2022-12-06 06:47:00

by Christoph Hellwig

[permalink] [raw]
Subject: Re: [RFC PATCH 1/5] nvme-pci: add function nvme_submit_vf_cmd to issue admin commands for VF driver.

On Tue, Dec 06, 2022 at 01:58:12PM +0800, Lei Rao wrote:
> The new function nvme_submit_vf_cmd() helps the host VF driver to issue
> VF admin commands. It's helpful in some cases that the host NVMe driver
> does not control VF's admin queue. For example, in the virtualization
> device pass-through case, the VF controller's admin queue is governed
> by the Guest NVMe driver. Host VF driver relies on PF device's admin
> queue to control VF devices like vendor-specific live migration commands.
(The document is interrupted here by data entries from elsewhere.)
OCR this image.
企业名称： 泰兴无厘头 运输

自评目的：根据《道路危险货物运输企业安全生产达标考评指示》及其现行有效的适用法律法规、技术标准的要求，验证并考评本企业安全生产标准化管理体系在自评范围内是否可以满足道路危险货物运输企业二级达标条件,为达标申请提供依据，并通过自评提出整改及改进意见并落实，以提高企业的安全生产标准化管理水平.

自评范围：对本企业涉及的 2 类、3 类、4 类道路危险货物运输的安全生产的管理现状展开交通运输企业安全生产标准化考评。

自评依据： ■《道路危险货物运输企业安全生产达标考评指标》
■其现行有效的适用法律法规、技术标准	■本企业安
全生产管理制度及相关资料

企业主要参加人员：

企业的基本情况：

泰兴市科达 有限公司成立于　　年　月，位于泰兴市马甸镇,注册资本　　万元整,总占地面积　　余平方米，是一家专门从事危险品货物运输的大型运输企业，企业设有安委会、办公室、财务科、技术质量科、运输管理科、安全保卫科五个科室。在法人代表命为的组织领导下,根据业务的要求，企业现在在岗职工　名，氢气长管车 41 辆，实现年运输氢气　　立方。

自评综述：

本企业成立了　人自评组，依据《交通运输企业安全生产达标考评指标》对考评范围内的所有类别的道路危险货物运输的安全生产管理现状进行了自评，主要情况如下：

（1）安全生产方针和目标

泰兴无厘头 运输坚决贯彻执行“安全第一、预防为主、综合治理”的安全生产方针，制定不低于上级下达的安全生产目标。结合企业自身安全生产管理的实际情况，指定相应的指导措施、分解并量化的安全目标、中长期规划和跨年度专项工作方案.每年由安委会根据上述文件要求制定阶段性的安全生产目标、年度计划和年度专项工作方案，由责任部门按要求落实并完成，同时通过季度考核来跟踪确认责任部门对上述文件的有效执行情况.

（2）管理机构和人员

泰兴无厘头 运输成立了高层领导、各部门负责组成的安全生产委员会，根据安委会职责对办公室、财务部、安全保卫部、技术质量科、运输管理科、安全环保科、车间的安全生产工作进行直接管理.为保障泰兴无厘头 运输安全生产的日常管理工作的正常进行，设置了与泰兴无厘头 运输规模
WTF are you even smoking when you think this would be acceptable?


2022-12-06 14:34:44

by Jason Gunthorpe

[permalink] [raw]
Subject: Re: [RFC PATCH 1/5] nvme-pci: add function nvme_submit_vf_cmd to issue admin commands for VF driver.
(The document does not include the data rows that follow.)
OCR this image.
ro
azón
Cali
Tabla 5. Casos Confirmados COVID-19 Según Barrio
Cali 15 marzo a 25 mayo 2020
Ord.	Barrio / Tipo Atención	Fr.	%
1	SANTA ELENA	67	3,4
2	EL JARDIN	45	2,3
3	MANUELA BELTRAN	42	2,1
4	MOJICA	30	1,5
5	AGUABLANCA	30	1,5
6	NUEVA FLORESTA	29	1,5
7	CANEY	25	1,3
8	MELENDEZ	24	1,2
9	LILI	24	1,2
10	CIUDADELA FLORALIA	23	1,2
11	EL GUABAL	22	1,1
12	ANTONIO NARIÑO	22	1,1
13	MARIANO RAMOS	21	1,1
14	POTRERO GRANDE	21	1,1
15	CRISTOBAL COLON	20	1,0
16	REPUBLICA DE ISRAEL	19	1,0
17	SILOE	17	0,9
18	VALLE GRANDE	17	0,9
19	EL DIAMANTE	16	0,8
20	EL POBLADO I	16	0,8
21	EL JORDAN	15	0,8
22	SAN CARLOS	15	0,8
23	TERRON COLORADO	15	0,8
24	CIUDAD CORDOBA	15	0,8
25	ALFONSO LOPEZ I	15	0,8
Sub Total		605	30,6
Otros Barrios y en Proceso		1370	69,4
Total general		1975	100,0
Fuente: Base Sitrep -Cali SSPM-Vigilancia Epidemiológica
On Tue, Dec 06, 2022 at 07:19:40AM +0100, Christoph Hellwig wrote:
> On Tue, Dec 06, 2022 at 01:58:12PM +0800, Lei Rao wrote:
> > The new function nvme_submit_vf_cmd() helps the host VF driver to issue
> > VF admin commands. It's helpful in some cases that the host NVMe driver
> > does not control VF's admin queue. For example, in the virtualization
> > device pass-through case, the VF controller's admin queue is governed
> > by the Guest NVMe driver. Host VF driver relies on PF device's admin
> > queue to control VF devices like vendor-specific live migration commands.
>
> WTF are you even smoking when you think this would be acceptable?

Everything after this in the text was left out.